Zuniga raises two points of error on appeal. First, she argues that she established a prima facie case of sex discrimination below by showing that the Hospital’s facially neutral policy of terminating pregnant x-ray technicians burdened women’s employment opportunities without affecting those of men. Second, she asserts that the district court erred in finding that the Hospital established a valid business necessity defense to her prima facie case. We shall address these claims in the order in which they were raised.

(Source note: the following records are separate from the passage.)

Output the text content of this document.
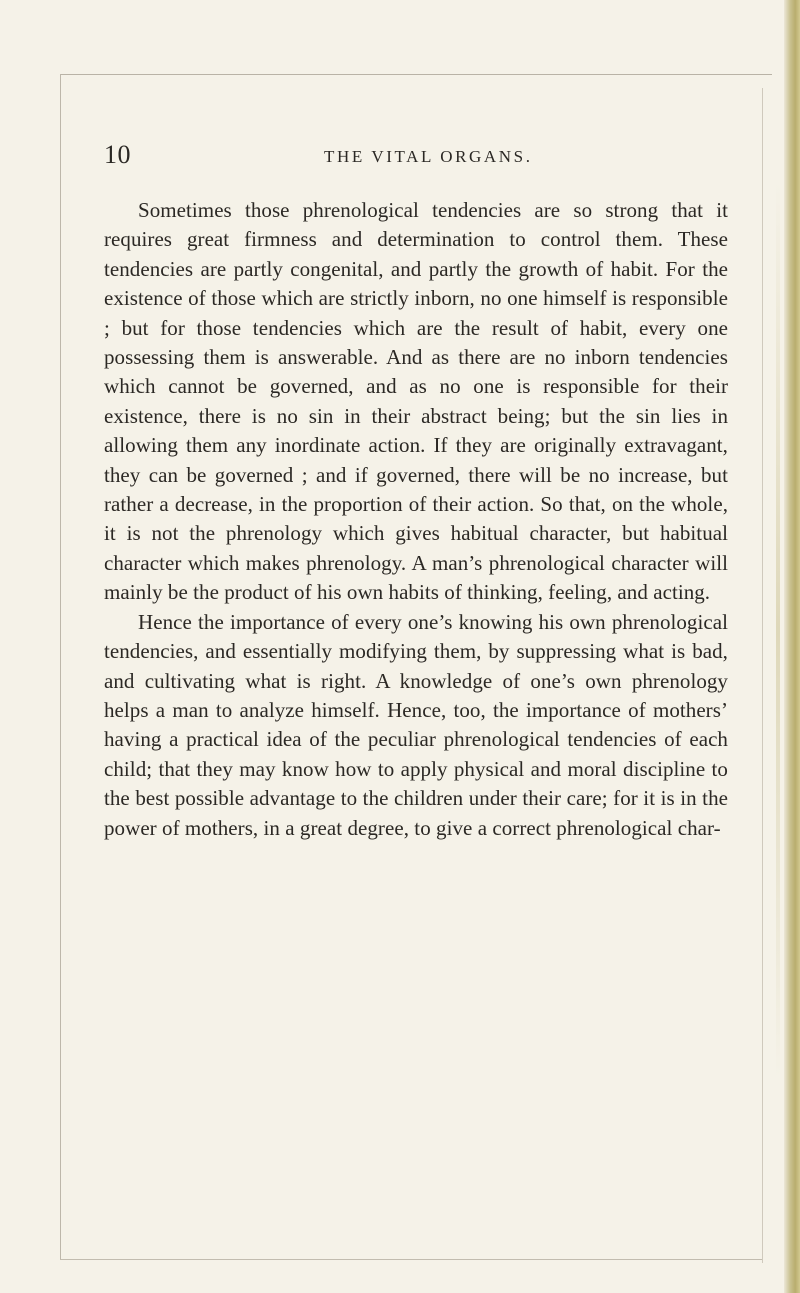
10	THE VITAL ORGANS.

Sometimes those phrenological tendencies are so strong that it requires great firmness and determination to control them. These tendencies are partly congenital, and partly the growth of habit. For the existence of those which are strictly inborn, no one himself is responsible ; but for those tendencies which are the result of habit, every one possessing them is answerable. And as there are no inborn tendencies which cannot be governed, and as no one is responsible for their existence, there is no sin in their abstract being; but the sin lies in allowing them any inordinate action. If they are originally extravagant, they can be governed ; and if governed, there will be no increase, but rather a decrease, in the proportion of their action. So that, on the whole, it is not the phrenology which gives habitual character, but habitual character which makes phrenology. A man’s phrenological character will mainly be the product of his own habits of thinking, feeling, and acting.

Hence the importance of every one’s knowing his own phrenological tendencies, and essentially modifying them, by suppressing what is bad, and cultivating what is right. A knowledge of one’s own phrenology helps a man to analyze himself. Hence, too, the importance of mothers’ having a practical idea of the peculiar phrenological tendencies of each child; that they may know how to apply physical and moral discipline to the best possible advantage to the children under their care; for it is in the power of mothers, in a great degree, to give a correct phrenological char-
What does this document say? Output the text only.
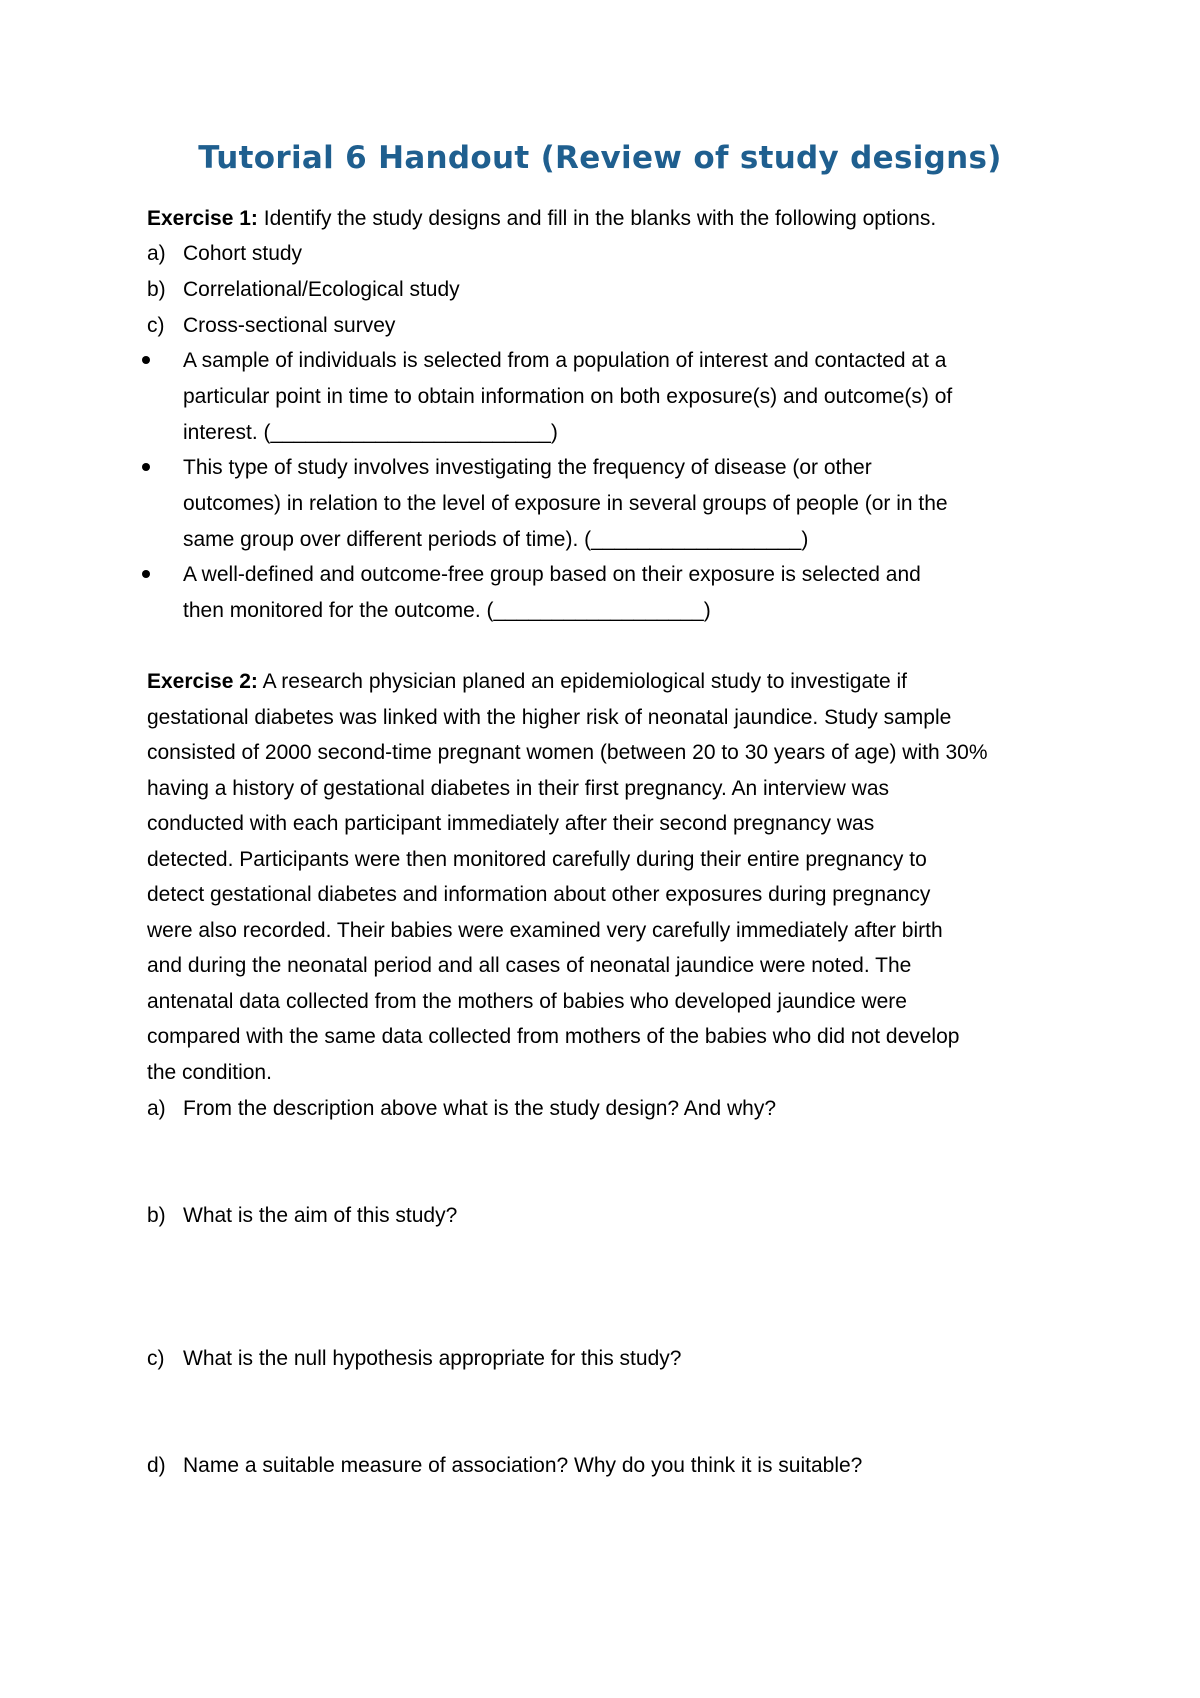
Tutorial 6 Handout (Review of study designs)
Exercise 1: Identify the study designs and fill in the blanks with the following options.
a) Cohort study
b) Correlational/Ecological study
c) Cross-sectional survey
A sample of individuals is selected from a population of interest and contacted at a
particular point in time to obtain information on both exposure(s) and outcome(s) of
interest. (________________________)
This type of study involves investigating the frequency of disease (or other
outcomes) in relation to the level of exposure in several groups of people (or in the
same group over different periods of time). (__________________)
A well-defined and outcome-free group based on their exposure is selected and
then monitored for the outcome. (__________________)
Exercise 2: A research physician planed an epidemiological study to investigate if
gestational diabetes was linked with the higher risk of neonatal jaundice. Study sample
consisted of 2000 second-time pregnant women (between 20 to 30 years of age) with 30%
having a history of gestational diabetes in their first pregnancy. An interview was
conducted with each participant immediately after their second pregnancy was
detected. Participants were then monitored carefully during their entire pregnancy to
detect gestational diabetes and information about other exposures during pregnancy
were also recorded. Their babies were examined very carefully immediately after birth
and during the neonatal period and all cases of neonatal jaundice were noted. The
antenatal data collected from the mothers of babies who developed jaundice were
compared with the same data collected from mothers of the babies who did not develop
the condition.
a) From the description above what is the study design? And why?
b) What is the aim of this study?
c) What is the null hypothesis appropriate for this study?
d) Name a suitable measure of association? Why do you think it is suitable?
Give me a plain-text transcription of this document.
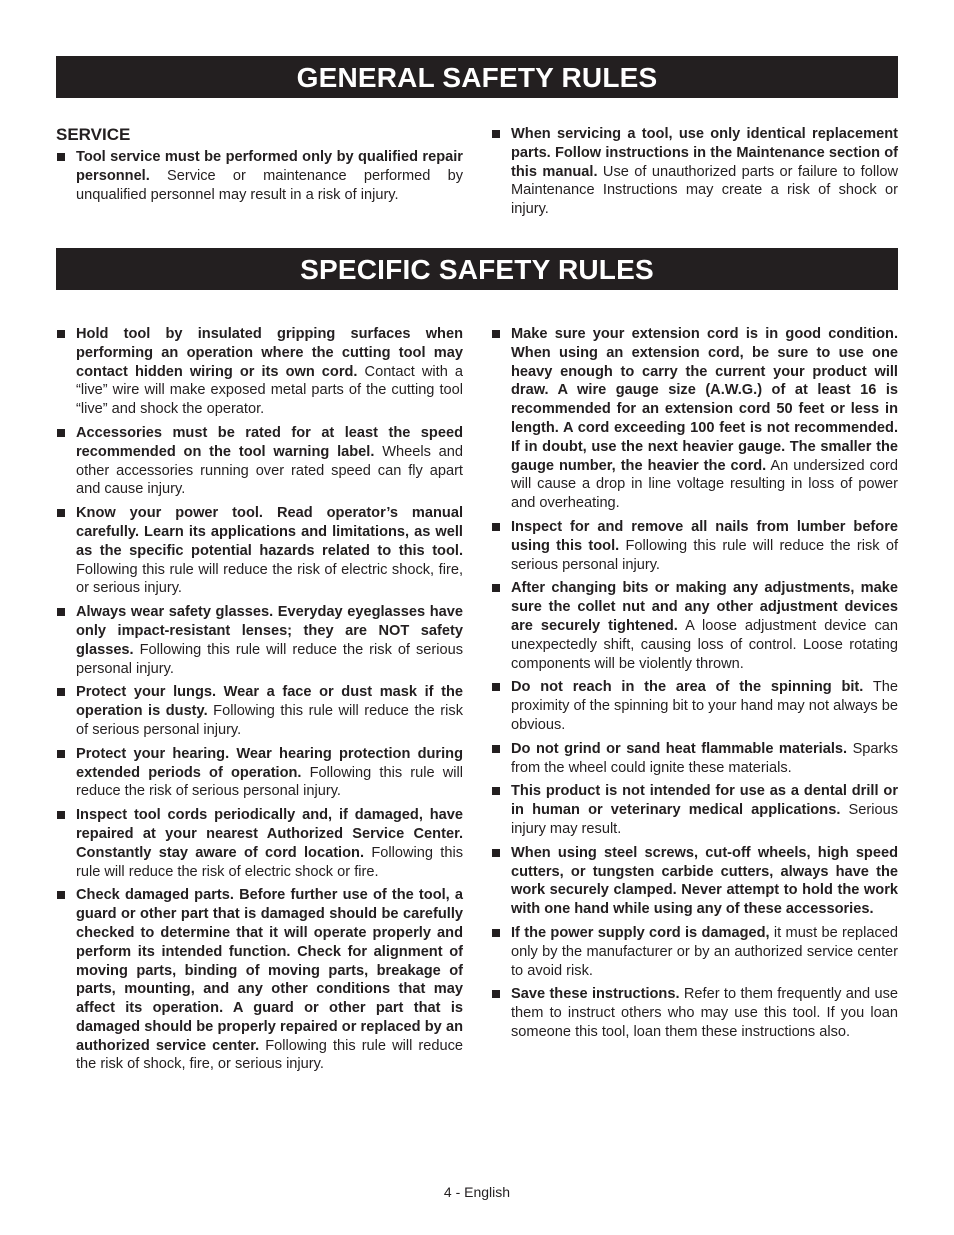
GENERAL SAFETY RULES
SERVICE
Tool service must be performed only by qualified repair personnel. Service or maintenance performed by unqualified personnel may result in a risk of injury.
When servicing a tool, use only identical replacement parts. Follow instructions in the Maintenance section of this manual. Use of unauthorized parts or failure to follow Maintenance Instructions may create a risk of shock or injury.
SPECIFIC SAFETY RULES
Hold tool by insulated gripping surfaces when performing an operation where the cutting tool may contact hidden wiring or its own cord. Contact with a “live” wire will make exposed metal parts of the cutting tool “live” and shock the operator.
Accessories must be rated for at least the speed recommended on the tool warning label. Wheels and other accessories running over rated speed can fly apart and cause injury.
Know your power tool. Read operator’s manual carefully. Learn its applications and limitations, as well as the specific potential hazards related to this tool. Following this rule will reduce the risk of electric shock, fire, or serious injury.
Always wear safety glasses. Everyday eyeglasses have only impact-resistant lenses; they are NOT safety glasses. Following this rule will reduce the risk of serious personal injury.
Protect your lungs. Wear a face or dust mask if the operation is dusty. Following this rule will reduce the risk of serious personal injury.
Protect your hearing. Wear hearing protection during extended periods of operation. Following this rule will reduce the risk of serious personal injury.
Inspect tool cords periodically and, if damaged, have repaired at your nearest Authorized Service Center. Constantly stay aware of cord location. Following this rule will reduce the risk of electric shock or fire.
Check damaged parts. Before further use of the tool, a guard or other part that is damaged should be carefully checked to determine that it will operate properly and perform its intended function. Check for alignment of moving parts, binding of moving parts, breakage of parts, mounting, and any other conditions that may affect its operation. A guard or other part that is damaged should be properly repaired or replaced by an authorized service center. Following this rule will reduce the risk of shock, fire, or serious injury.
Make sure your extension cord is in good condition. When using an extension cord, be sure to use one heavy enough to carry the current your product will draw. A wire gauge size (A.W.G.) of at least 16 is recommended for an extension cord 50 feet or less in length. A cord exceeding 100 feet is not recommended. If in doubt, use the next heavier gauge. The smaller the gauge number, the heavier the cord. An undersized cord will cause a drop in line voltage resulting in loss of power and overheating.
Inspect for and remove all nails from lumber before using this tool. Following this rule will reduce the risk of serious personal injury.
After changing bits or making any adjustments, make sure the collet nut and any other adjustment devices are securely tightened. A loose adjustment device can unexpectedly shift, causing loss of control. Loose rotating components will be violently thrown.
Do not reach in the area of the spinning bit. The proximity of the spinning bit to your hand may not always be obvious.
Do not grind or sand heat flammable materials. Sparks from the wheel could ignite these materials.
This product is not intended for use as a dental drill or in human or veterinary medical applications. Serious injury may result.
When using steel screws, cut-off wheels, high speed cutters, or tungsten carbide cutters, always have the work securely clamped. Never attempt to hold the work with one hand while using any of these accessories.
If the power supply cord is damaged, it must be replaced only by the manufacturer or by an authorized service center to avoid risk.
Save these instructions. Refer to them frequently and use them to instruct others who may use this tool. If you loan someone this tool, loan them these instructions also.
4 - English
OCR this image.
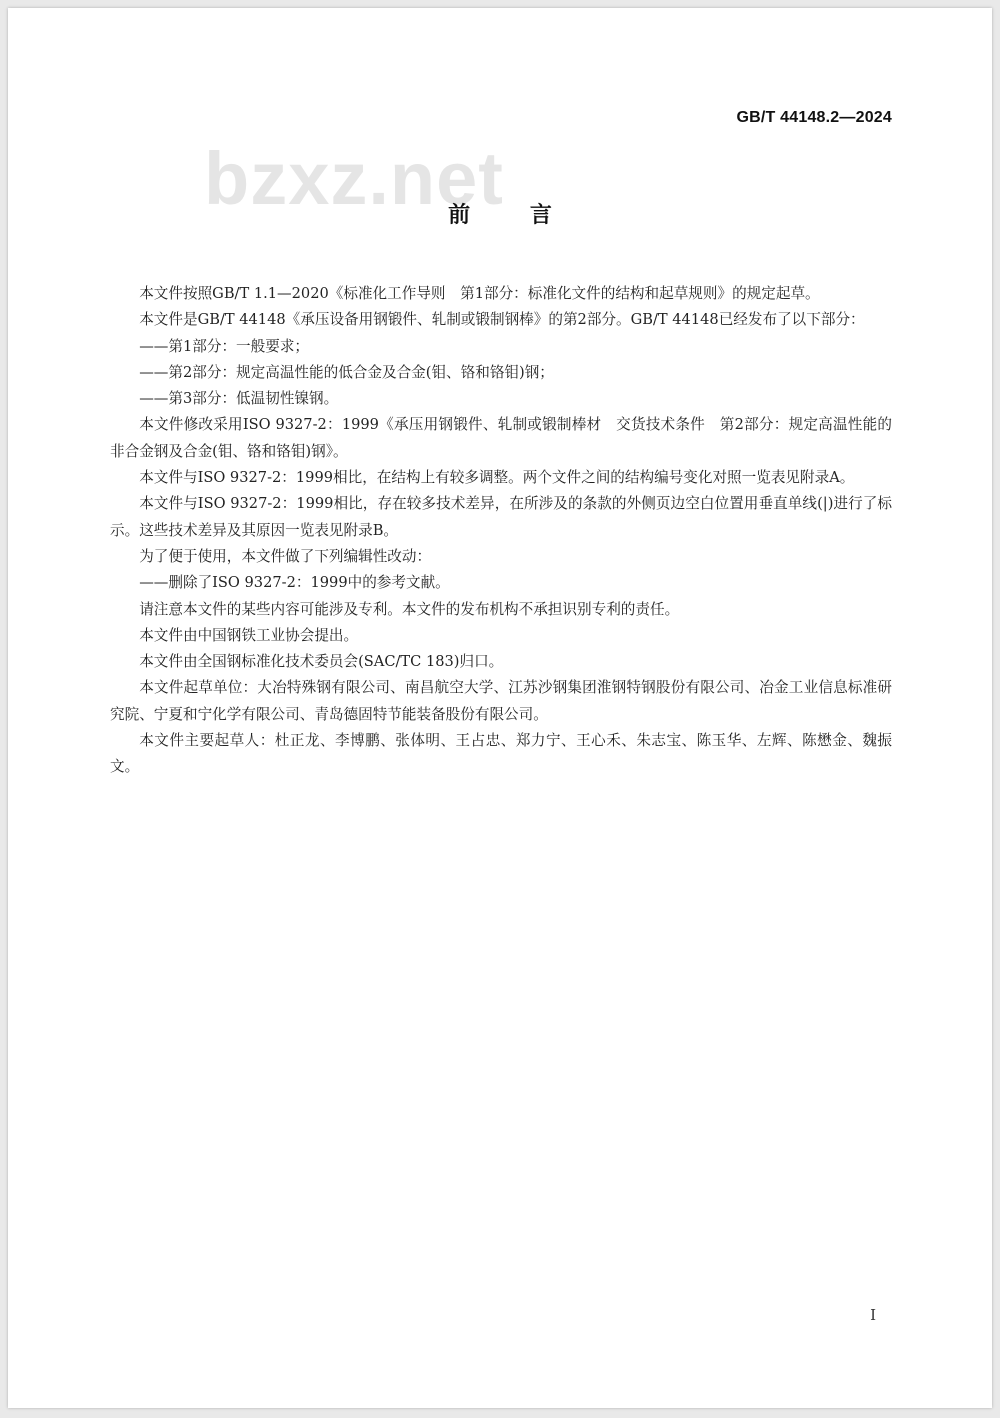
GB/T 44148.2—2024
bzxz.net
前 言

本文件按照GB/T 1.1—2020《标准化工作导则　第1部分：标准化文件的结构和起草规则》的规定起草。

本文件是GB/T 44148《承压设备用钢锻件、轧制或锻制钢棒》的第2部分。GB/T 44148已经发布了以下部分：

——第1部分：一般要求；

——第2部分：规定高温性能的低合金及合金(钼、铬和铬钼)钢；

——第3部分：低温韧性镍钢。

本文件修改采用ISO 9327-2：1999《承压用钢锻件、轧制或锻制棒材　交货技术条件　第2部分：规定高温性能的非合金钢及合金(钼、铬和铬钼)钢》。

本文件与ISO 9327-2：1999相比，在结构上有较多调整。两个文件之间的结构编号变化对照一览表见附录A。

本文件与ISO 9327-2：1999相比，存在较多技术差异，在所涉及的条款的外侧页边空白位置用垂直单线(|)进行了标示。这些技术差异及其原因一览表见附录B。

为了便于使用，本文件做了下列编辑性改动：

——删除了ISO 9327-2：1999中的参考文献。

请注意本文件的某些内容可能涉及专利。本文件的发布机构不承担识别专利的责任。

本文件由中国钢铁工业协会提出。

本文件由全国钢标准化技术委员会(SAC/TC 183)归口。

本文件起草单位：大冶特殊钢有限公司、南昌航空大学、江苏沙钢集团淮钢特钢股份有限公司、冶金工业信息标准研究院、宁夏和宁化学有限公司、青岛德固特节能装备股份有限公司。

本文件主要起草人：杜正龙、李博鹏、张体明、王占忠、郑力宁、王心禾、朱志宝、陈玉华、左辉、陈懋金、魏振文。

I
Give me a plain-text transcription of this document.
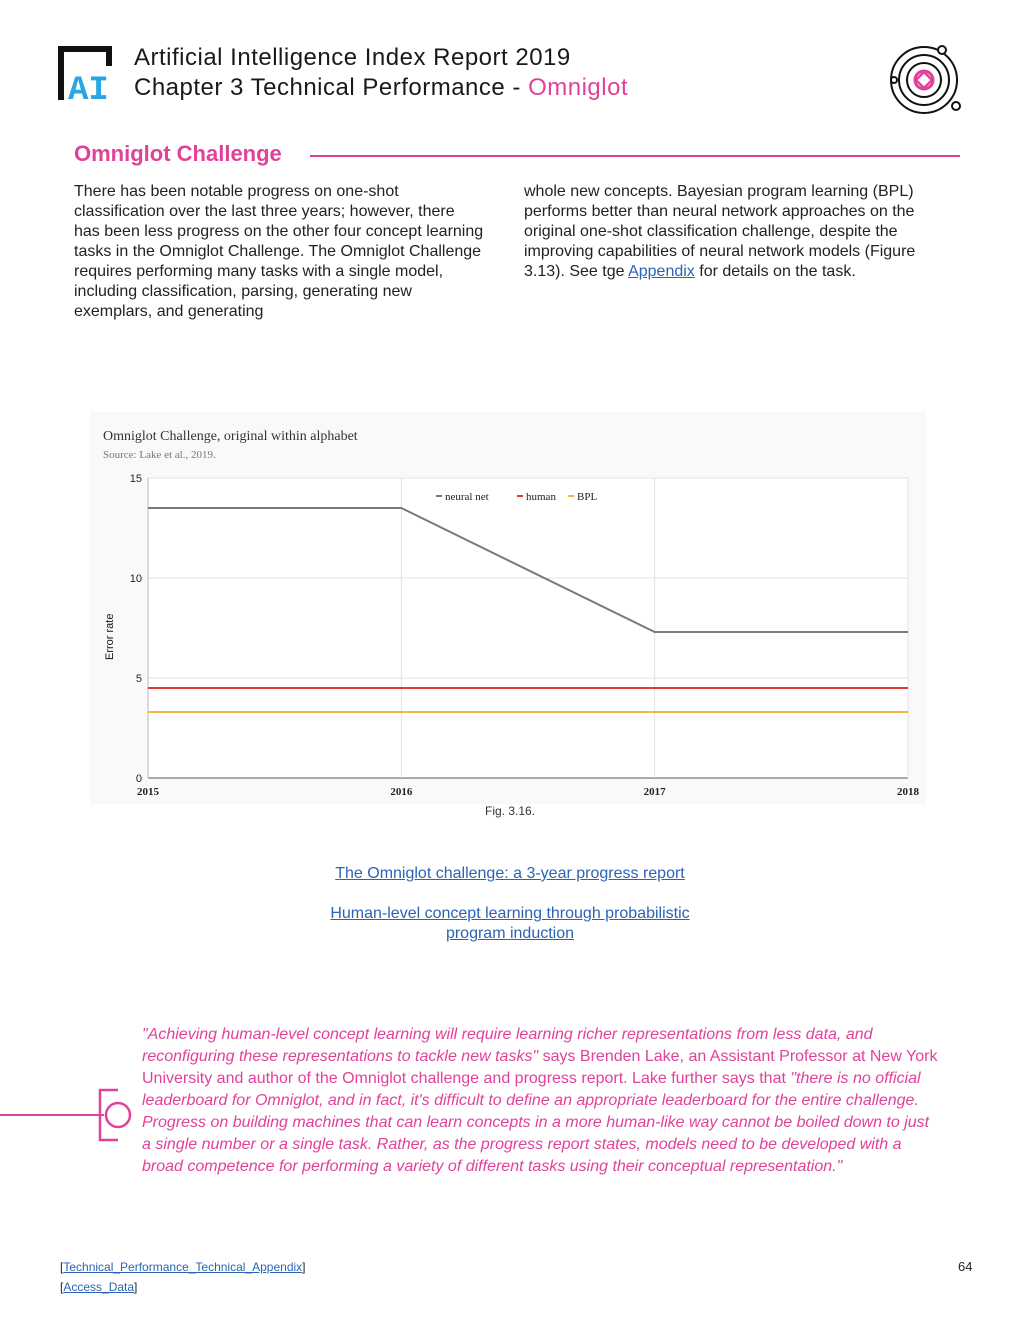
AI
Artificial Intelligence Index Report 2019
Chapter 3 Technical Performance - Omniglot
Omniglot Challenge
There has been notable progress on one-shot classification over the last three years; however, there has been less progress on the other four concept learning tasks in the Omniglot Challenge. The Omniglot Challenge requires performing many tasks with a single model, including classification, parsing, generating new exemplars, and generating
whole new concepts. Bayesian program learning (BPL) performs better than neural network approaches on the original one-shot classification challenge, despite the improving capabilities of neural network models (Figure 3.13). See tge Appendix for details on the task.
Omniglot Challenge, original within alphabet
Source: Lake et al., 2019.
Error rate
0
5
10
15
2015	2016	2017	2018
neural net	human BPL
Fig. 3.16.
The Omniglot challenge: a 3-year progress report
Human-level concept learning through probabilistic program induction
"Achieving human-level concept learning will require learning richer representations from less data, and reconfiguring these representations to tackle new tasks" says Brenden Lake, an Assistant Professor at New York University and author of the Omniglot challenge and progress report. Lake further says that "there is no official leaderboard for Omniglot, and in fact, it's difficult to define an appropriate leaderboard for the entire challenge. Progress on building machines that can learn concepts in a more human-like way cannot be boiled down to just a single number or a single task. Rather, as the progress report states, models need to be developed with a broad competence for performing a variety of different tasks using their conceptual representation."
[Technical_Performance_Technical_Appendix]
[Access_Data]
64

The scheme of proof in disparate impact cases provides that once the employee has proved a prima facie case, the burden shifts to the employer to show that the discriminatory practice is a “business necessity,’’ Griggs v. Duke Power Co., 401 U.S. 424, 431, 91 S.Ct. 849, 853, 28 L.Ed.2d 158 (1971), “necessary to safe and efficient job performance.” Dothard v. Rawlinson, 433 U.S. 321, 331 n. 14, 97 S.Ct. 2720, 2728, 53 L.Ed.2d 786 (1977); Clanton v. Orleans Parish School Board, 649 F.2d 1084, 1097-98 (5th Cir.1981). Should the employer meet its burden, the employee can overcome this defense by proving that the stated business necessity is merely a pretext for discrimination. Connecticut v. Teal, - U.S. -, 102 S.Ct. 2525, 2531, 73 L.Ed.2d 130 (1982); Dothard, 433 U.S. at 329, 97 S.Ct. at 2726-27; Albemarle Paper Company v. Moody, 422 U.S. 405, 425-26,95 S.Ct. 2362, 2375-76, 45 L.Ed.2d 280 (1975); McDonnell Douglas Corporation v. Green, 411 U.S. 792, 804-05, 93 S.Ct. 1817, 1825-26, 36 L.Ed.2d 668 (1973); see Lerma v. Bolger, 689 F.2d 589 (5th Cir.1982). 5 He may do this by showing that the employer could have used alternative practices to accomplish the same purpose without discriminatory effects. Albemarle, 422 U.S. at 125, 97 S.Ct. at 2375; Clanton, 649 F.2d at 1098; Langley v. State Farm Fire & Casualty Co., 644 F.2d 1124 (5th Cir.1981).

A. Prima Facie Case

In General Electric Co. v. Gilbert, 429 U.S. 125, 97 S.Ct. 401, 50 L.Ed.2d 343 (1976), the Supreme Court held that an employer disability plan which provided non-oecupational sickness and accident benefits to all employees but excluded disabilities arising from pregnancy did not violate section 703(a) of Title VII unless the exclusion of pregnancy benefits was shown to be a pretext for discriminating against women. 6 However, consistent with its earlier *990 decisions, see, e.g., Washington v. Davis, 426 U.S. 229, 247, 96 S.Ct. 2040, 2051, 48 L.Ed.2d 597 (1976); Griggs, 401 U.S.